In the food service industry, restaurants generally allocate 30% of the menu price to covering the food costs, but for conveyor-belt sushi operators, the percentage rises to around 50%, making them particularly vulnerable to rising prices.

“It pains us to further burden the consumer, but it is necessary to preserve the deliciousness of the sushi,” said Koichi Mizutome, the president of Food & Life Companies Ltd. that operates Sushiro, on the price hikes.

As a result of the higher prices, Sushiro sales declined 18% to 25% on a same-store basis in October and November from the same months a year earlier, despite seeing a 2% increase in per-customer spending. The number of customers also declined between 20% and 27%.

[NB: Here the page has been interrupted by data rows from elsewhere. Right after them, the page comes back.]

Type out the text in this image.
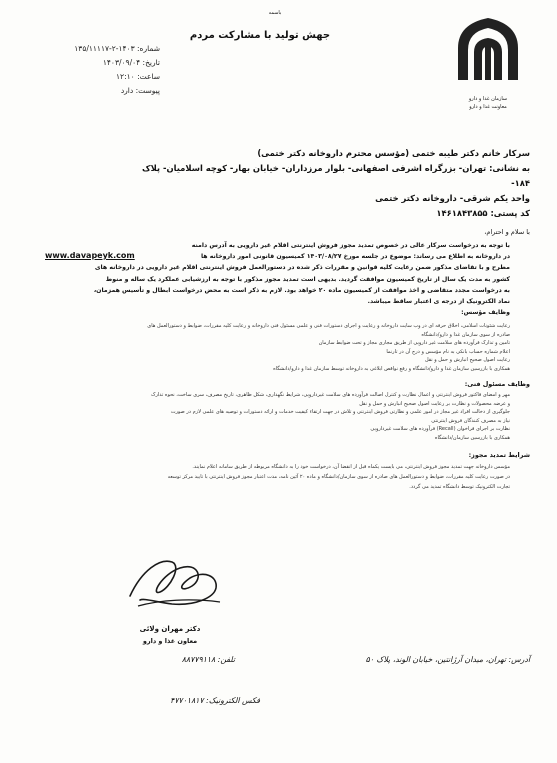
باسمه
جهش تولید با مشارکت مردم
شماره: ۱۴۰۳-۲-۱۳۵/۱۱۱۱۷
تاریخ: ۱۴۰۳/۰۹/۰۴
ساعت: ۱۲:۱۰
پیوست: دارد
سازمان غذا و دارو
معاونت غذا و دارو
سرکار خانم دکتر طیبه ختمی (مؤسس محترم داروخانه دکتر ختمی)
به نشانی: تهران- بزرگراه اشرفی اصفهانی- بلوار مرزداران- خیابان بهار- کوچه اسلامیان- پلاک ۱۸۴-
واحد یکم شرقی- داروخانه دکتر ختمی
کد پستی: ۱۴۶۱۸۴۳۸۵۵
با سلام و احترام،
با توجه به درخواست سرکار عالی در خصوص تمدید مجوز فروش اینترنتی اقلام غیر دارویی به آدرس دامنه
در داروخانه به اطلاع می رساند: موضوع در جلسه مورخ ۱۴۰۳/۰۸/۲۷ کمیسیون قانونی امور داروخانه ها
مطرح و با تقاضای مذکور ضمن رعایت کلیه قوانین و مقررات ذکر شده در دستورالعمل فروش اینترنتی اقلام غیر دارویی در داروخانه های
کشور به مدت یک سال از تاریخ کمیسیون موافقت گردید. بدیهی است تمدید مجوز مذکور با توجه به ارزشیابی عملکرد یک ساله و منوط
به درخواست مجدد متقاضی و اخذ موافقت از کمیسیون ماده ۲۰ خواهد بود. لازم به ذکر است به محض درخواست ابطال و تأسیس همزمان،
نماد الکترونیک از درجه ی اعتبار ساقط میباشد.
وظایف مؤسس:
www.davapeyk.com
رعایت شئونات اسلامی، اخلاق حرفه ای در وب سایت داروخانه و رعایت و اجرای دستورات فنی و علمی مسئول فنی داروخانه و رعایت کلیه مقررات، ضوابط و دستورالعمل های
صادره از سوی سازمان غذا و دارو/دانشگاه
تامین و تدارک فرآورده های سلامت غیر دارویی از طریق مجاری مجاز و تحت ضوابط سازمان
اعلام شماره حساب بانکی به نام مؤسس و درج آن در تارنما
رعایت اصول صحیح انبارش و حمل و نقل
همکاری با بازرسین سازمان غذا و دارو/دانشگاه و رفع نواقص ابلاغی به داروخانه توسط سازمان غذا و دارو/دانشگاه
وظایف مسئول فنی:
مهر و امضای فاکتور فروش اینترنتی و اعمال نظارت و کنترل اصالت فرآورده های سلامت غیردارویی، شرایط نگهداری، شکل ظاهری، تاریخ مصرف، سری ساخت، نحوه تدارک
و عرضه محصولات و نظارت بر رعایت اصول صحیح انبارش و حمل و نقل
جلوگیری از دخالت افراد غیر مجاز در امور علمی و نظارتی فروش اینترنتی و تلاش در جهت ارتقاء کیفیت خدمات و ارائه دستورات و توصیه های علمی لازم در صورت
نیاز به مصرف کنندگان فروش اینترنتی
نظارت بر اجرای فراخوان (Recall) فرآورده های سلامت غیردارویی
همکاری با بازرسین سازمان/دانشگاه
شرایط تمدید مجوز:
مؤسس داروخانه جهت تمدید مجوز فروش اینترنتی، می بایست یکماه قبل از انقضا آن، درخواست خود را به دانشگاه مربوطه از طریق سامانه اعلام نمایند.
در صورت رعایت کلیه مقررات، ضوابط و دستورالعمل های صادره از سوی سازمان/دانشگاه و ماده ۲۰ آئین نامه، مدت اعتبار مجوز فروش اینترنتی با تایید مرکز توسعه
تجارت الکترونیک توسط دانشگاه تمدید می گردد.
دکتر مهران ولائی
معاون غذا و دارو
آدرس: تهران، میدان آرژانتین، خیابان الوند، پلاک ۵۰
تلفن: ۸۸۷۷۹۱۱۸
فکس الکترونیک: ۴۷۷۰۱۸۱۷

Heeding customer comments of feeling they are getting less value for their money, Sushiro is hoping to regain lost ground through campaigns and other means.

Kura Sushi, Inc., the second-largest chain, also raised the price on its ¥100 items in October.

Internally, the company had considered hiking prices numerous times as far back as 10 years ago, when rises in seafood prices first became noticeable. But it endured the pain and left unchanged prices that had been in place for the 38 years since it first entered the conveyor-belt sushi industry.

However, with no end in sight to rising seafood prices, President Kunihiko Tanaka said the company had no choice but to raise its price by ¥5 to a tax-included ¥115 at most of its outlets.

On the other hand, Kura Sushi also lowered the price of ¥220 items to ¥165 “to at least slightly relieve the burden resulting from the price hikes.” Currently, 50% of the menu is comprised of ¥115 items and 20% is ¥165 items, while the remaining 30% is for special items such as those featured in campaigns.

The combination of price hikes and cuts and other means has resulted in a rise of about 5% in average customer spending on a same-store basis. The decline in the number of customers has remained steady at under 10%.

Some industry watchers speculate that Kura Sushi will displace Sushiro at the top if the latter doesn’t take further measures soon.

The Yomiuri Shimbun

Trying to catch the leaders

On the heels of the two leaders is No. 3 Hama-Sushi Co., which has maintained its basic before-tax price of ¥100 for tuna, salmon and other main items. Its parent company, Zensho Holdings Co., which also operates the gyudon beef bowl chain Sukiya, is preparing to take the giants on from a position of financial strength.

“Since October, outlets with competitors in their neighborhood in particular are seeing good customer traffic,” Zensho Executive Officer Kiyohiko Niwa said.

The Kappa Sushi chain, which was the industry leader through 2010 until it was displaced by Sushiro and is currently fourth, also focused on keeping prices low. One way it could do this was by expanding the number of ¥100 items to about 80, an increase of 50%, in September.

“It is just a fact that they have no choice but to keep prices low to differentiate themselves from the top players,” said Nobuo Yonekawa, a conveyor-belt sushi pundit. “But because rising costs are having a definite effect, the ¥100 plate will eventually disappear as long as quality is not sacrificed.”

As the companies vie for market share with different pricing strategies, harmful effects from excessive competition have also surfaced.

In late October, a former president at Kappa Create Co., which operates the Kappa Sushi chain, was among those indicted on suspicion of violating the Unfair Competition Prevention Law. The executive allegedly obtained data illegally from his former employer, Hama-Sushi, such as product costs and suppliers, and sent it to an executive at Kappa Create after becoming an adviser to that company.

“The channels for purchasing seafood for standard sushi are limited to a few seafood suppliers,” said a senior official of another sushi chain. “But each chain operator’s uniqueness comes out through the bargaining skills for purchasing items available for a limited time. I can understand why they felt compelled [to take the data].”

There has been a spate of scandals in the industry, including one in June when a Food & Life subsidiary deceptively advertised products that were out of stock, drawing an administrative order from the Consumer Affairs Agency to take measures to prevent a recurrence.